Howard had an answer on the tip of his tongue. His passion for high principle seemed to have been rekindled for the time by his love and in this tranquillising environment. He felt strongly tempted to reason with her unreasonableness, thus practically boasted as a virtue. It seemed so unworthy, this streak of snobbery, so senseless in an American at most three generations away from manual labour. But he had made up his mind long ago to trust to new surroundings, new interests to create in her a spirit more in sympathy with his career.

“She is too intelligent, too high-minded,” he often reassured himself, “to cling to this stupidity of class-feeling. She has heard nothing but class-distinction all her life. Now that she is away from those people, with their petty routine of petty ideas, she will begin to see things as they are.”

So he suppressed the argument and, instead, said in a tone of mock-pity: “Poor fallen queen—to marry beneath her. How she must have fought against the idea of such a plebeian partner.”

“Plebeian—you?” Marian looked at him proudly. “Why, one has only to see you to know.”

“Yes, plebeian. I shall conceal it no longer. My ancestors were plain, ordinary, common, untitled Americans.”

“Why, so were mine,” she laughed.

“Don’t! You distress me. I should never have married you had I known that.”

“I am absurd, am I not?” Marian said gaily. “But let me have my craze for well-mannered people and I’ll leave you your craze for the—the masses.”
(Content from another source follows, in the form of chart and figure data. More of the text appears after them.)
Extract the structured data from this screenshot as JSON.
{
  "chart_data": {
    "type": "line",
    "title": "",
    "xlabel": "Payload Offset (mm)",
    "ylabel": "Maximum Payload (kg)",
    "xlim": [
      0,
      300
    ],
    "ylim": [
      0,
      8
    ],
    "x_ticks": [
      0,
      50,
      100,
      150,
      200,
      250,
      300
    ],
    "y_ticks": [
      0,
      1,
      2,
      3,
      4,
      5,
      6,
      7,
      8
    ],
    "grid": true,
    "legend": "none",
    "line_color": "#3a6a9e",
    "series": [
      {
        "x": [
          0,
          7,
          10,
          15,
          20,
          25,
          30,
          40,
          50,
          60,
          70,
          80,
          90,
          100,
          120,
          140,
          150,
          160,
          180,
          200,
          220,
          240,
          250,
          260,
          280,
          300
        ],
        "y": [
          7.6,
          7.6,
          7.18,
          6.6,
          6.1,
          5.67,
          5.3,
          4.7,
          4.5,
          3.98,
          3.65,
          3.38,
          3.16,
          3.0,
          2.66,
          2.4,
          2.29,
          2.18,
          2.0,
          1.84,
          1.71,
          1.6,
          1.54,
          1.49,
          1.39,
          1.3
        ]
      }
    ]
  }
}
They began to canter. Howard was smiling in spite of his irritation; for it always irritated him to have her refuse to see his point in this matter—his distinction between a person as a friend and a person as a sociological unit.
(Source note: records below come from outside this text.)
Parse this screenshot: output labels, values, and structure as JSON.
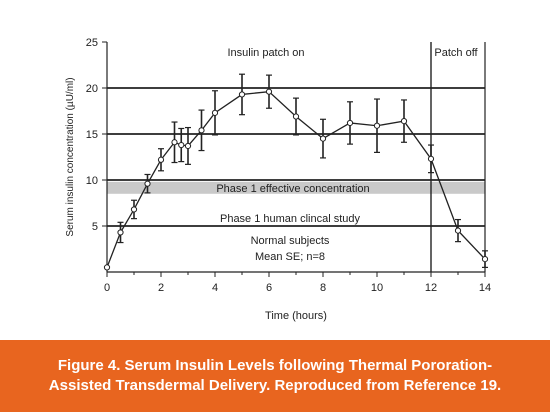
{
  "chart_data": {
    "type": "line",
    "xlabel": "Time (hours)",
    "ylabel": "Serum insulin concentration (µU/ml)",
    "xlim": [
      0,
      14
    ],
    "ylim": [
      0,
      25
    ],
    "xticks": [
      "0",
      "2",
      "4",
      "6",
      "8",
      "10",
      "12",
      "14"
    ],
    "yticks": [
      "5",
      "10",
      "15",
      "20",
      "25"
    ],
    "grid": false,
    "x": [
      0,
      0.5,
      1,
      1.5,
      2,
      2.5,
      2.75,
      3,
      3.5,
      4,
      5,
      6,
      7,
      8,
      9,
      10,
      11,
      12,
      13,
      14
    ],
    "y": [
      0.5,
      4.3,
      6.8,
      9.6,
      12.2,
      14.1,
      13.8,
      13.7,
      15.4,
      17.3,
      19.3,
      19.6,
      16.9,
      14.5,
      16.2,
      15.9,
      16.4,
      12.3,
      4.5,
      1.4
    ],
    "err": [
      0,
      1.1,
      1.0,
      1.0,
      1.2,
      2.2,
      1.8,
      2.0,
      2.2,
      2.4,
      2.2,
      1.8,
      2.0,
      2.1,
      2.3,
      2.9,
      2.3,
      1.5,
      1.2,
      0.9
    ],
    "reference_lines": [
      {
        "y": 20,
        "label": "Insulin patch on"
      },
      {
        "y": 15,
        "label": ""
      },
      {
        "y": 10,
        "label": ""
      },
      {
        "y": 5,
        "label": ""
      }
    ],
    "band": {
      "y0": 8.5,
      "y1": 9.8,
      "label": "Phase 1 effective concentration"
    },
    "patch_off": {
      "x": 12,
      "label": "Patch off"
    },
    "annotations": {
      "insulin_patch_on": "Insulin patch on",
      "patch_off": "Patch off",
      "phase1_effective": "Phase 1 effective concentration",
      "phase1_study": "Phase 1 human clincal study",
      "normal_subjects": "Normal subjects",
      "mean_se": "Mean SE; n=8"
    }
  },
  "caption": {
    "line1": "Figure 4. Serum Insulin Levels following Thermal  Pororation-",
    "line2": "Assisted Transdermal Delivery. Reproduced from Reference 19."
  },
  "colors": {
    "caption_bg": "#e8651f",
    "band": "#c9c9c9",
    "line": "#222222"
  }
}
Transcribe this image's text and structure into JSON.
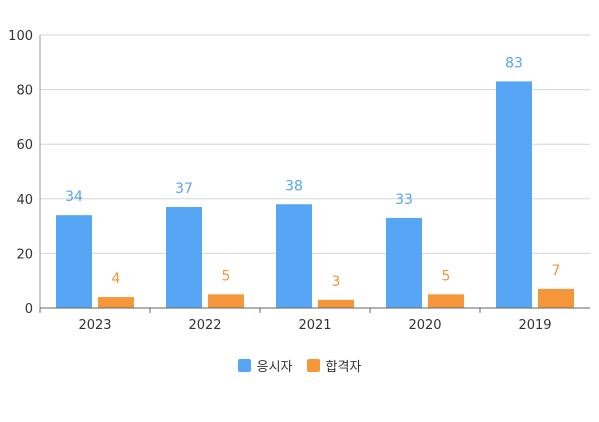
{
  "chart_data": {
    "type": "bar",
    "categories": [
      "2023",
      "2022",
      "2021",
      "2020",
      "2019"
    ],
    "series": [
      {
        "name": "응시자",
        "values": [
          34,
          37,
          38,
          33,
          83
        ],
        "color": "#57a5f5"
      },
      {
        "name": "합격자",
        "values": [
          4,
          5,
          3,
          5,
          7
        ],
        "color": "#f5963a"
      }
    ],
    "title": "",
    "xlabel": "",
    "ylabel": "",
    "ylim": [
      0,
      100
    ],
    "yticks": [
      0,
      20,
      40,
      60,
      80,
      100
    ],
    "grid": true,
    "legend": "bottom",
    "data_labels": true
  }
}
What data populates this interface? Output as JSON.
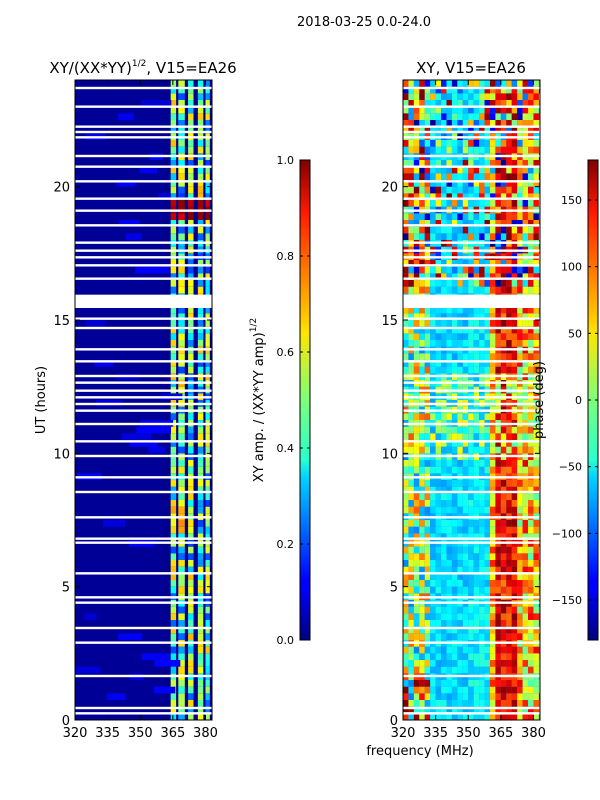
{
  "suptitle": "2018-03-25 0.0-24.0",
  "shared_xlabel": "frequency (MHz)",
  "chart_data": [
    {
      "type": "heatmap",
      "title_main": "XY/(XX*YY)",
      "title_sup": "1/2",
      "title_tail": ", V15=EA26",
      "ylabel": "UT (hours)",
      "xlim": [
        320,
        383
      ],
      "ylim": [
        0,
        24
      ],
      "x_ticks": [
        320,
        335,
        350,
        365,
        380
      ],
      "y_ticks": [
        0,
        5,
        10,
        15,
        20
      ],
      "colorbar": {
        "label_main": "XY amp. / (XX*YY amp)",
        "label_sup": "1/2",
        "range": [
          0.0,
          1.0
        ],
        "ticks": [
          "0.0",
          "0.2",
          "0.4",
          "0.6",
          "0.8",
          "1.0"
        ],
        "tick_values": [
          0.0,
          0.2,
          0.4,
          0.6,
          0.8,
          1.0
        ]
      },
      "gaps_hours": [
        0.25,
        0.45,
        1.65,
        2.9,
        3.45,
        4.4,
        4.6,
        5.5,
        6.65,
        6.8,
        7.6,
        8.55,
        9.1,
        9.9,
        10.45,
        11.1,
        11.6,
        11.85,
        12.1,
        12.35,
        12.65,
        12.9,
        13.45,
        13.9,
        14.7,
        15.05,
        15.5,
        15.7,
        16.55,
        17.05,
        17.35,
        17.6,
        17.9,
        18.55,
        19.1,
        19.55,
        20.2,
        20.75,
        21.15,
        21.85,
        22.05,
        22.25,
        23.0,
        23.7
      ],
      "band_hours": [
        15.45,
        15.95
      ]
    },
    {
      "type": "heatmap",
      "title_main": "XY, V15=EA26",
      "title_sup": "",
      "title_tail": "",
      "ylabel": "",
      "xlim": [
        320,
        383
      ],
      "ylim": [
        0,
        24
      ],
      "x_ticks": [
        320,
        335,
        350,
        365,
        380
      ],
      "y_ticks": [
        0,
        5,
        10,
        15,
        20
      ],
      "colorbar": {
        "label_main": "phase (deg)",
        "label_sup": "",
        "range": [
          -180,
          180
        ],
        "ticks": [
          "−150",
          "−100",
          "−50",
          "0",
          "50",
          "100",
          "150"
        ],
        "tick_values": [
          -150,
          -100,
          -50,
          0,
          50,
          100,
          150
        ]
      },
      "gaps_hours": [
        0.25,
        0.45,
        1.65,
        2.9,
        3.45,
        4.4,
        4.6,
        5.5,
        6.65,
        6.8,
        7.6,
        8.55,
        9.1,
        9.9,
        10.45,
        11.1,
        11.6,
        11.85,
        12.1,
        12.35,
        12.65,
        12.9,
        13.45,
        13.9,
        14.7,
        15.05,
        15.5,
        15.7,
        16.55,
        17.05,
        17.35,
        17.6,
        17.9,
        18.55,
        19.1,
        19.55,
        20.2,
        20.75,
        21.15,
        21.85,
        22.05,
        22.25,
        23.0,
        23.7
      ],
      "band_hours": [
        15.45,
        15.95
      ]
    }
  ]
}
He worked for an hour or two every morning and sometimes in the evening, Marian not far from his desk, so seated that when she turned the page of her book she could lift her eyes and look at him. She read the papers diligently every day for the first week. At the outset she thought she was interested. But she knew so little about newspaper details that she soon had to confess to herself that she was in fact interested in Howard as her husband and lover, and that his career interested her only in a broad, general way. What he talked about, that she understood and liked and was able to discuss. But the newspapers and the news direct suggested nothing to her, bored her.